Panglima TNI Laksamana TNI Agus Suhartono, S.E., meresmikan Museum Bhakti TNI di Mabes TNI Cilangkap

Seruu.com - Panglima TNI Laksamana TNI Agus Suhartono, S.E., meresmikan Museum Bhakti TNI di Mabes TNI Cilangkap, Jakarta Timur, Selasa (17/1/2012). Peresmian tersebut ditandai dengan penandatangana  Prasasti oleh Panglima TNI didampingi Kasad Jenderal TNI Pramono Edhie Wibowo, Kasal Laksamana TNI Soeparno, Kasau Marsekal TNI Imam Sufaat dan Kapusjarah TNI Brigjen TNI M. Rusdi Zaini.

 

Dalam sambutannya Panglima TNI mengatakan, bahwa pembangunan museum ini diarahkan bagi pengembangan untuk mengedepankan soft power yang menjadi icon dalam hal defence and security pada era globalisasi saat ini, yang amat potensial dan dimiliki oleh bangsa Indonesia yang pada perjuangan dulu telah terbukti kekuatan dan keampuhannya.

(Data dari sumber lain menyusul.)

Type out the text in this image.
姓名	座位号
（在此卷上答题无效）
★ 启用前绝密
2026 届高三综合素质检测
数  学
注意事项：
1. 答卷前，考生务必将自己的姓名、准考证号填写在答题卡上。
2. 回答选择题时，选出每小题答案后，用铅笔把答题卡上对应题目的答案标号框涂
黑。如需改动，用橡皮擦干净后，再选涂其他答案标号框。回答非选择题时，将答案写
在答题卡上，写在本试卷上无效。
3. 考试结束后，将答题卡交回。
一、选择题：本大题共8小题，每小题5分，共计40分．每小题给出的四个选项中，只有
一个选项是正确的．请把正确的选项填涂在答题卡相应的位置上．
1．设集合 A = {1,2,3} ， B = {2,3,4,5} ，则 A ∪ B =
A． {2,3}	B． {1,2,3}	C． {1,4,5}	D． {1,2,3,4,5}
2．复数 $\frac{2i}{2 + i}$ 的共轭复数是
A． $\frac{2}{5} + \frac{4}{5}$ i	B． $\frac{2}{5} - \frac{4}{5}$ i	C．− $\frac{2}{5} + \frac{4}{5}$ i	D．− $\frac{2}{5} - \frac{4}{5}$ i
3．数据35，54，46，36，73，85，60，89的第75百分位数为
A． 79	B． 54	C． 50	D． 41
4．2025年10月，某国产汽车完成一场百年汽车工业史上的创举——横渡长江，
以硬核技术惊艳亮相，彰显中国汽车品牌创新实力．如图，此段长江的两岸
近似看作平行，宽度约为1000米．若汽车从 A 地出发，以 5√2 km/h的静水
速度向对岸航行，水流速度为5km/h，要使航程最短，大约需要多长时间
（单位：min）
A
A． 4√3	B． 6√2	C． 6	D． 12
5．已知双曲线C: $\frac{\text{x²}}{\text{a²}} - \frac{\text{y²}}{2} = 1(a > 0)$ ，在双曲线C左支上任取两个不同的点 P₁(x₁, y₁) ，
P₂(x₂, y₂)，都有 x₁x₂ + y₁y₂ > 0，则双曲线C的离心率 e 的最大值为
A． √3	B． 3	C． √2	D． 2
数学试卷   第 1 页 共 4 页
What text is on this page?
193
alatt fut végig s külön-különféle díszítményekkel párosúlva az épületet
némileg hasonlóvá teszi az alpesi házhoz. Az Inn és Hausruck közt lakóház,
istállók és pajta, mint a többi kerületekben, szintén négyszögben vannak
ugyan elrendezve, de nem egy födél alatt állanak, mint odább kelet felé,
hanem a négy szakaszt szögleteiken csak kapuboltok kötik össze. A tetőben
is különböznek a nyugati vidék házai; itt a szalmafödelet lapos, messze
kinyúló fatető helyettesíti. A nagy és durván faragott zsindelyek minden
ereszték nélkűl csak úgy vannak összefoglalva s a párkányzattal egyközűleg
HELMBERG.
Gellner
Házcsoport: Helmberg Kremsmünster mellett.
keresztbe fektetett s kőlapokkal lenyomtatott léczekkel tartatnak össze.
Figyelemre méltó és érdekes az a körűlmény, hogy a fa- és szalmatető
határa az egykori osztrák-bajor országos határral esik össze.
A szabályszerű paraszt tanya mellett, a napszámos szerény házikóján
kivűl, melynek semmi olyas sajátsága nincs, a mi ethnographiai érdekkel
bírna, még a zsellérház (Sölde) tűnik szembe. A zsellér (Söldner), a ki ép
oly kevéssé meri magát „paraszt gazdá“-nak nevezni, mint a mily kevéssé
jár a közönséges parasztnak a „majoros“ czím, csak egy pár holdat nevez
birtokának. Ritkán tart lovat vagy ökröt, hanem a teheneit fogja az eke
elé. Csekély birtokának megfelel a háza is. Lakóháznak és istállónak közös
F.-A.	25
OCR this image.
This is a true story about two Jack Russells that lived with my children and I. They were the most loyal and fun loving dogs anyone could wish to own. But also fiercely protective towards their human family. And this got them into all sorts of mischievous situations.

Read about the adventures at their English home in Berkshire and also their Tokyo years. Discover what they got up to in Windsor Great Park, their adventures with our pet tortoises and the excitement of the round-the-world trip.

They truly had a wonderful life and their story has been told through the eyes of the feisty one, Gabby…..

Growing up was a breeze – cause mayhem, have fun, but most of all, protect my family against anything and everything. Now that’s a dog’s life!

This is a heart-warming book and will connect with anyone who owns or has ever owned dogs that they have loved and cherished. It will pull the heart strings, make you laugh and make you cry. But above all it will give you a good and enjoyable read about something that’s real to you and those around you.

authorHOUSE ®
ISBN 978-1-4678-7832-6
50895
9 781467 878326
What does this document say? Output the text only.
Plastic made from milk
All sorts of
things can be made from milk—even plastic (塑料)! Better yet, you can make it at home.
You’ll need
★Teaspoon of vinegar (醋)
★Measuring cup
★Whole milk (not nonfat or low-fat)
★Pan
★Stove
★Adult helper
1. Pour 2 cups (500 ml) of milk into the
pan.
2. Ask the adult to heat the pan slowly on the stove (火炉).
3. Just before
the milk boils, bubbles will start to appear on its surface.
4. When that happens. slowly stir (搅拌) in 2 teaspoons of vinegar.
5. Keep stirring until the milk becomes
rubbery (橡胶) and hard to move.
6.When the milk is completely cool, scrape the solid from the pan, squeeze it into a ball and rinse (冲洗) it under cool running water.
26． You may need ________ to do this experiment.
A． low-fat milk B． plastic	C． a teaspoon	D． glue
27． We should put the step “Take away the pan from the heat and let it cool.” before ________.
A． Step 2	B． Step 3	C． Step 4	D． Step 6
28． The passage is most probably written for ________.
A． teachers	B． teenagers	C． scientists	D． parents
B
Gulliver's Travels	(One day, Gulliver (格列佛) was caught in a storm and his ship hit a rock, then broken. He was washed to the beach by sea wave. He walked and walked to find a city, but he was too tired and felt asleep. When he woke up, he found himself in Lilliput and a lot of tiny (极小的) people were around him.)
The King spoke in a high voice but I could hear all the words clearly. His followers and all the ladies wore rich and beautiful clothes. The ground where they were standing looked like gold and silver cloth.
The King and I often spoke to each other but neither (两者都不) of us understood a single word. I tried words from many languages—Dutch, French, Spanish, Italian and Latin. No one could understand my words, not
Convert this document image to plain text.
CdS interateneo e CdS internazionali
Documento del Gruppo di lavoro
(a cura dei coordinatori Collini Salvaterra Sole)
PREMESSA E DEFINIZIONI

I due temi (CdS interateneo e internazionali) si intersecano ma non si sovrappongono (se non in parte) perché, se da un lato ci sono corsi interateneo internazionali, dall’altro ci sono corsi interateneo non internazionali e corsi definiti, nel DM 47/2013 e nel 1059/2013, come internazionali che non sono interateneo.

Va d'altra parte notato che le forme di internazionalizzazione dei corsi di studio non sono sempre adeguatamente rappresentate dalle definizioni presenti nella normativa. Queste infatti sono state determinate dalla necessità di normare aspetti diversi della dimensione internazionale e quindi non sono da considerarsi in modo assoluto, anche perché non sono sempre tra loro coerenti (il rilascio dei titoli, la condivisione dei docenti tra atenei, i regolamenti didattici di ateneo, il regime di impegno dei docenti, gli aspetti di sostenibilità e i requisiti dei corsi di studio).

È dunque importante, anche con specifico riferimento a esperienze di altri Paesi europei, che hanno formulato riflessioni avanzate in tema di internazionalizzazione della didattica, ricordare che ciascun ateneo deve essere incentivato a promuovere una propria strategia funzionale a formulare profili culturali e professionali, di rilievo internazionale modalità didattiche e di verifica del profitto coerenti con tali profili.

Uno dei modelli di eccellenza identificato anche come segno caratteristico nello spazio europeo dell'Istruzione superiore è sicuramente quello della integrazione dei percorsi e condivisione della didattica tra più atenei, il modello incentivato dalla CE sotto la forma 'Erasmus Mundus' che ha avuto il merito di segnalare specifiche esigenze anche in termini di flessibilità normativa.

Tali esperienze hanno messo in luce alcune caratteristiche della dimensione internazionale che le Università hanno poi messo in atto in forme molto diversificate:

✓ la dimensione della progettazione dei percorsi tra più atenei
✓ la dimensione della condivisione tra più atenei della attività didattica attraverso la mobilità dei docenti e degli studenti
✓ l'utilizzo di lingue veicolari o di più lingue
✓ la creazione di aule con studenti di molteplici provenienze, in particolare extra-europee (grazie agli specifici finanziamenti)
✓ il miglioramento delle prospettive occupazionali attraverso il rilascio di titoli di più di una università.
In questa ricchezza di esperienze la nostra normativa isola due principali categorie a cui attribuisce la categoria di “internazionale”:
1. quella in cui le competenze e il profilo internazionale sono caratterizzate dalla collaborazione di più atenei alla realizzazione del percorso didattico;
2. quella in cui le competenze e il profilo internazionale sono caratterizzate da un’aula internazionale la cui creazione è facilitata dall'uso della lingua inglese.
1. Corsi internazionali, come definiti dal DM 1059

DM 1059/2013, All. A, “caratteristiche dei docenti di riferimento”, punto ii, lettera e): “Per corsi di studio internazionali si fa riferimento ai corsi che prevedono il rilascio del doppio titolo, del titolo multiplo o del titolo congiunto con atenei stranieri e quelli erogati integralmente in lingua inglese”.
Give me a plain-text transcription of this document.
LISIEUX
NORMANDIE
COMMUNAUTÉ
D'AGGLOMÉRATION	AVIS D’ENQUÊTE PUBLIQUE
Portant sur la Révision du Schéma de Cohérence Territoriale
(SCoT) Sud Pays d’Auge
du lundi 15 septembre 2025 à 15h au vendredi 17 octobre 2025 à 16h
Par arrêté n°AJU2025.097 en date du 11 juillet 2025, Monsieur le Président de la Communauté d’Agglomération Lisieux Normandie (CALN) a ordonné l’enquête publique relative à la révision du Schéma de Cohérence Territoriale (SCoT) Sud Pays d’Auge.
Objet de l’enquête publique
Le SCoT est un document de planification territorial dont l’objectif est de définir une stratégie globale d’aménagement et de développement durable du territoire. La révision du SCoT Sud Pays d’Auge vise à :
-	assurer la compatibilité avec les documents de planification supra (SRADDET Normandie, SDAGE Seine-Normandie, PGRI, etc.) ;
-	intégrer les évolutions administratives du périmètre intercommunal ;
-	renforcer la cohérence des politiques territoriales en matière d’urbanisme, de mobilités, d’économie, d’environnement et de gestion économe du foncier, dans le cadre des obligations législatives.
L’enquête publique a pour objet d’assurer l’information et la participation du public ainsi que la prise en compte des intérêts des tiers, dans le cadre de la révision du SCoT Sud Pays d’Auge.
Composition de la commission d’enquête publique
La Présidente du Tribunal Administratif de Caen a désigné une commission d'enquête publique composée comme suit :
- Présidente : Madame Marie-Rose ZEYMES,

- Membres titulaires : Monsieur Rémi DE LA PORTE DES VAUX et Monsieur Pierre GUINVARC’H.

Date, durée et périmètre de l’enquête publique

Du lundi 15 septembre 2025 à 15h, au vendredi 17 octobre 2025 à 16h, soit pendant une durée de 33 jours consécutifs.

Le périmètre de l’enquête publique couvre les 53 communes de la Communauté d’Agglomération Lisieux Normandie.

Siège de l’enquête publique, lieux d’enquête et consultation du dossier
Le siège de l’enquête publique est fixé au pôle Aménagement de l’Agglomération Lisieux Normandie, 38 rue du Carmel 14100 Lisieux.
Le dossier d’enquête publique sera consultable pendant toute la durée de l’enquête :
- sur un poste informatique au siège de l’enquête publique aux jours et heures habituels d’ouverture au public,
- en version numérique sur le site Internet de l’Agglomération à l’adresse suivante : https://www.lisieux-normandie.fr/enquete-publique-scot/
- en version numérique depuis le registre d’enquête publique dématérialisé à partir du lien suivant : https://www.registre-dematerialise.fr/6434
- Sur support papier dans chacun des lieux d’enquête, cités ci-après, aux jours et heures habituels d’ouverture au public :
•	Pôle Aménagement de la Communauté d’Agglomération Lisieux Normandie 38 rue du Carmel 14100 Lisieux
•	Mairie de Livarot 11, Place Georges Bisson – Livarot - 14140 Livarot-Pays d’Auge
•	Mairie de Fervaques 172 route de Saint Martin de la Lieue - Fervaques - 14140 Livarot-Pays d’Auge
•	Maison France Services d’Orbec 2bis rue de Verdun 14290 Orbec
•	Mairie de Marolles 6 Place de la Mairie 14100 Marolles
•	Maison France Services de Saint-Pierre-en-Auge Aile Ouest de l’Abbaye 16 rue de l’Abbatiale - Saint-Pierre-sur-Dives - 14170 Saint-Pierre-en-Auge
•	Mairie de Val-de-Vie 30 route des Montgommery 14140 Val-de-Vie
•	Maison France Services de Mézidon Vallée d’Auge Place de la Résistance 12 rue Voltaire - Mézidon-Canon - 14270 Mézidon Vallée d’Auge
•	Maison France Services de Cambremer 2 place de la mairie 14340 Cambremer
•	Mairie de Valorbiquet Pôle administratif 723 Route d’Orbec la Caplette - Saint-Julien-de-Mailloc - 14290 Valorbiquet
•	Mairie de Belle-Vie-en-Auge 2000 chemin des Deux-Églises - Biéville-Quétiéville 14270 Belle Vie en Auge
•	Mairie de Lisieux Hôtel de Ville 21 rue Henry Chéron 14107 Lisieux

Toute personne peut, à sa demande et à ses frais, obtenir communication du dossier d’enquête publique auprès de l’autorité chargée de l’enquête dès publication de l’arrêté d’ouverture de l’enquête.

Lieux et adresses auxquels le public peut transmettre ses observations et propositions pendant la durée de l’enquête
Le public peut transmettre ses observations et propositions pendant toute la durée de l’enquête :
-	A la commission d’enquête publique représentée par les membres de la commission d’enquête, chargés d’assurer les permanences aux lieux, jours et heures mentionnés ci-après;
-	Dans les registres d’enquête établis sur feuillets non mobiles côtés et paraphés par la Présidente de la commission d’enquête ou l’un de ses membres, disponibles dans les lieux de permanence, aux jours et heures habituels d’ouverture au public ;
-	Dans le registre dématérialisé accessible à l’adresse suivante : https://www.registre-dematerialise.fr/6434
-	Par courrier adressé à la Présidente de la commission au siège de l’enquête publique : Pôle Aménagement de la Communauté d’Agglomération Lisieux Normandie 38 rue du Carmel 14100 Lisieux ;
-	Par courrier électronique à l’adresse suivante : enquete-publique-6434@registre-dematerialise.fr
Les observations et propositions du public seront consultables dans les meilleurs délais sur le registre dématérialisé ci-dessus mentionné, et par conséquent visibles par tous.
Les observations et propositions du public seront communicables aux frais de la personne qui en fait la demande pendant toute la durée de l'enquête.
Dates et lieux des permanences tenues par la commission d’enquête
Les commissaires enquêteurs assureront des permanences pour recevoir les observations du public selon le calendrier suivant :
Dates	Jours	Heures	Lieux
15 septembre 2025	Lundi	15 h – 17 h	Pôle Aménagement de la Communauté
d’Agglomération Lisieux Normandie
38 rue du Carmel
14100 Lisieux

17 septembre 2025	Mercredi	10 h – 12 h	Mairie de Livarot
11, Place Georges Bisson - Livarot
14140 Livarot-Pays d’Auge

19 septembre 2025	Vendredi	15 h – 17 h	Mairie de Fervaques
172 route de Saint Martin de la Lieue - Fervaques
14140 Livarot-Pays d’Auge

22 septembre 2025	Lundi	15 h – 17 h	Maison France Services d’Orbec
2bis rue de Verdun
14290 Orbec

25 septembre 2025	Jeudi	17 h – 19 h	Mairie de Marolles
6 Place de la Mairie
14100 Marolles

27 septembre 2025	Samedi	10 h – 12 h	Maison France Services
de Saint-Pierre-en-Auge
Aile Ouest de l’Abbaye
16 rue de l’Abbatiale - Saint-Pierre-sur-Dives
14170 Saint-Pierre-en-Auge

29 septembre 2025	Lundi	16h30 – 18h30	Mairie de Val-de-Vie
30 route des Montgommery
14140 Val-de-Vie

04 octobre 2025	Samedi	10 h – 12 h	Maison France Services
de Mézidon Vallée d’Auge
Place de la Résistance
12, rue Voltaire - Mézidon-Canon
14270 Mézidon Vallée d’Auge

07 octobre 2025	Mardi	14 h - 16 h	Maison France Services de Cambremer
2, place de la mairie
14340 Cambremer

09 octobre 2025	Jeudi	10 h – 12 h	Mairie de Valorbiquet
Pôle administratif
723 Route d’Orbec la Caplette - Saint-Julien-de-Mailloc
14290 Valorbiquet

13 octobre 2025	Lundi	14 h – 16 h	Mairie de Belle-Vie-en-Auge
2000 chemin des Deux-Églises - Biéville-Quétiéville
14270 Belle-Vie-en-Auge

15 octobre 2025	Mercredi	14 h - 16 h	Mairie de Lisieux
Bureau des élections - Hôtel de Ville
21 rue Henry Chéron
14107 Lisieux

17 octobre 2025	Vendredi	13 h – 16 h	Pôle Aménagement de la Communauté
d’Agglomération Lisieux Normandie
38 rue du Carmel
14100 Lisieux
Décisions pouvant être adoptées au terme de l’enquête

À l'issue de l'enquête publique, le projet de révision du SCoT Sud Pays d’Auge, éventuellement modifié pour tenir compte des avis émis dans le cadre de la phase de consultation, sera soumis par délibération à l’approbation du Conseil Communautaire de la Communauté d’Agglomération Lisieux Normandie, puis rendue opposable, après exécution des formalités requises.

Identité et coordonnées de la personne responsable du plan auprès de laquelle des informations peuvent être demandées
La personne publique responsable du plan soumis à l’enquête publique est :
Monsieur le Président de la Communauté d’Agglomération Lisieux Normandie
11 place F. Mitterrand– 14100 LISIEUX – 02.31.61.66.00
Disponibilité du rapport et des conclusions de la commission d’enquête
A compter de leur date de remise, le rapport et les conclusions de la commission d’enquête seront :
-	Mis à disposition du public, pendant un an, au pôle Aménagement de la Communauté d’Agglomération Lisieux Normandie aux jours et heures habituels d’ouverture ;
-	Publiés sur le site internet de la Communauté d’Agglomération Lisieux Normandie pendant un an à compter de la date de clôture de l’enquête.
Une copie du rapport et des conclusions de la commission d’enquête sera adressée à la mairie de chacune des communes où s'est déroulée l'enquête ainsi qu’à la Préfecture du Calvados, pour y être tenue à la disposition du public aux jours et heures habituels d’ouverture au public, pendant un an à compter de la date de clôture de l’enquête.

Salah satu potensi soft power itu ada dan dimiliki oleh TNI berupa spirit dan tradisi kejuangan militansi yang telah begitu kuat mengakar dan menjadi naluri pada setiap dada prajurit TNI.

Berkat spirit dan tradisi kejuangan itu, bangsa Indonesia mampu meruntuhkan kesombongan hard power yang sangat diandalkan oleh penjajah dan sekutunya. Perintah Trikora berhasil merebut sasaran pokok dan memastikan tercapainya “ keberanian besar ’’, sehingga “Irian Barat kembali ke pangkuan Ibu Pertiwi”.

Museum  dan Monumen perjuangan yang dibangun, pasti sarat dengan makna dan tujuan strategis bagi kepentingan kedepan, demikian juga Museum Bhakti TNI, memiliki kepentingan strategis yang dimaksudkan yaitu: pertama, sebagai persembahan terbaik dari generasi penerus bangsa khususnya TNI, kepada para Pahlawan Kusuma Banga, kepada para Pejuang Kusuma Negara, serta kepada para senior dan pendahulu yang telah mempersembahkan segala baktinya untuk bangsa dan negara, baik dari unsur rakyat, TNI maupun Polri.

Kedua, sebagai wahana edukasi, instruktif, inspiratif, dan rekreatif, sosialisasi serta internalisasi jiwa, semangat dan nilai kejuangan kepada setiap pelajar, mahasiswa serta generasi penerus bangsa apapun profesinya, utamanya kepada generasi penerus TNI. Ketiga, Museum beserta isinya memang benda-benda “diam” dan “bisu”, namun sejatinya sesuatu yang hidup.

Keempat, seiring dengan semakin melebarnya jarak “ Romantisme” perjuangan antara kita saat ini dengan para pahlawan dan pejuang terdahulu serta semakin menguatnya “gerusan globalisasi” terhadap jiwa, semangat dan nilai-nilai kejuangan yang telah diwariskan, kiranya pembangunan museum seperti ini, dapat menjadi alat kendali sekaligus kontrol terhadap setiap generasi penerus bangsa.

Museum Bhakti TNI ditata sejak bulan Juli sampai dengan Desember 2011 meliputi ruang pameran tetap, ruang pameran temporer, ruang perkantoran, ruang teater mini dan ruang display serta terdiri dari 14 ruang, diantaranya Ruang 1 diisi Panji-Panji TNI, visi dan misi TNI. Ruang 2 diisi foto-foto Operasi Militer, Operasi Trikora, Operasi Dwikora dan Operasi Seroja. Ruang 3 diisi foto-foto penumpasan Gerakan 30 September/PKI, mengatasi GPK Aceh dan mengatasi kerusuhan Ambon.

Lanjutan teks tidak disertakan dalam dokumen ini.